Lottoland’s violations included the fact that players frequently changing deposit limits was not considered a marker of harm and thus a cause for intervention, the regulator said on Thursday.
Customer interactions were often generic, mostly an email detailing responsible gambling tools available, and “there was little evidence of interactions being adapted” to the extent of possible harm, the commission said.
Further, there was no evidence of adequate financial and affordability reviews conducted to determine whether a player was being harmed or at risk of harm.
The company did not effectively review bank statements supplied by players to prove addresses, nor did it restrict accounts following source-of-funds requests, which violated required anti-money laundering policies.
It allowed customers to register third-party debit cards, including those to a different name to their account, the regulator said.
Lottoland relied too heavily on ineffective threshold prompts and inadequate information to determine how much players should be allowed to spend based on their income or wealth, the commission wrote.
Lottoland, under its corporate name EU Lotto, has been fined previously in the UK and Sweden, and the Gibraltar-based betting company has drawn controversy in countries ranging from Australia to Germany to Ireland because of to its lottery betting business model.
Conditions mandated as a part of the UK fine include extensive independent auditing.

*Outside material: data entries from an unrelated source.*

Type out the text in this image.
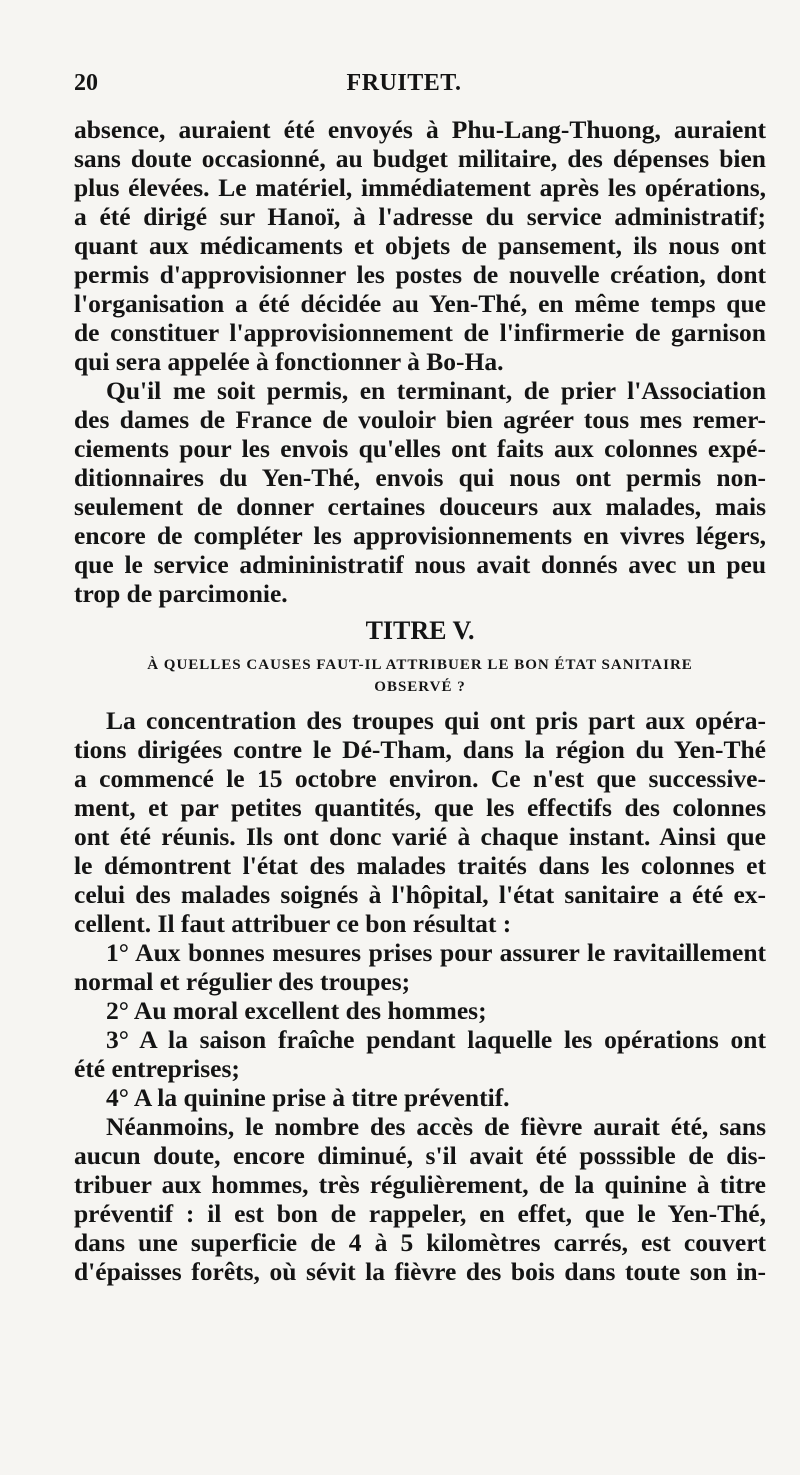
20	FRUITET.
absence, auraient été envoyés à Phu-Lang-Thuong, auraient
sans doute occasionné, au budget militaire, des dépenses bien
plus élevées. Le matériel, immédiatement après les opérations,
a été dirigé sur Hanoï, à l'adresse du service administratif;
quant aux médicaments et objets de pansement, ils nous ont
permis d'approvisionner les postes de nouvelle création, dont
l'organisation a été décidée au Yen-Thé, en même temps que
de constituer l'approvisionnement de l'infirmerie de garnison
qui sera appelée à fonctionner à Bo-Ha.
Qu'il me soit permis, en terminant, de prier l'Association
des dames de France de vouloir bien agréer tous mes remer-
ciements pour les envois qu'elles ont faits aux colonnes expé-
ditionnaires du Yen-Thé, envois qui nous ont permis non-
seulement de donner certaines douceurs aux malades, mais
encore de compléter les approvisionnements en vivres légers,
que le service admininistratif nous avait donnés avec un peu
trop de parcimonie.
TITRE V.
À QUELLES CAUSES FAUT-IL ATTRIBUER LE BON ÉTAT SANITAIRE
OBSERVÉ ?
La concentration des troupes qui ont pris part aux opéra-
tions dirigées contre le Dé-Tham, dans la région du Yen-Thé
a commencé le 15 octobre environ. Ce n'est que successive-
ment, et par petites quantités, que les effectifs des colonnes
ont été réunis. Ils ont donc varié à chaque instant. Ainsi que
le démontrent l'état des malades traités dans les colonnes et
celui des malades soignés à l'hôpital, l'état sanitaire a été ex-
cellent. Il faut attribuer ce bon résultat :
1° Aux bonnes mesures prises pour assurer le ravitaillement
normal et régulier des troupes;
2° Au moral excellent des hommes;
3° A la saison fraîche pendant laquelle les opérations ont
été entreprises;
4° A la quinine prise à titre préventif.
Néanmoins, le nombre des accès de fièvre aurait été, sans
aucun doute, encore diminué, s'il avait été posssible de dis-
tribuer aux hommes, très régulièrement, de la quinine à titre
préventif : il est bon de rappeler, en effet, que le Yen-Thé,
dans une superficie de 4 à 5 kilomètres carrés, est couvert
d'épaisses forêts, où sévit la fièvre des bois dans toute son in-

The regulator said Lottoland’s failures occurred between October 2019 and November 2020.
In a statement, Lottoland said the fine was “related to legacy issues around some of our compliance controls which have now been addressed”.
Remedial action taken included increased investment in compliance functions, including doubling headcount, bringing in third-party support, a review of key policies and automating some systems.
“We are confident that our current policies and processes meet all relevant standards,” the company said.
In June 2017, Lottoland agreed to pay £150,000 to settle UK claims that its advertising at the time was not sufficiently clear in stating that consumers were betting on an outcome, rather than buying a lottery ticket.
In June 2019, it was fined 700,000 Swedish kronor (£59,000) on similar grounds by the Swedish Gambling Authority over bets on Svenska Spel’s EuroJackpot lottery.
In May of this year, a Maltese court approved German officials’ efforts to collect nearly €10m in VAT that authorities claim a unit of the company owes in Germany.
Lottoland said it has appealed that judgment.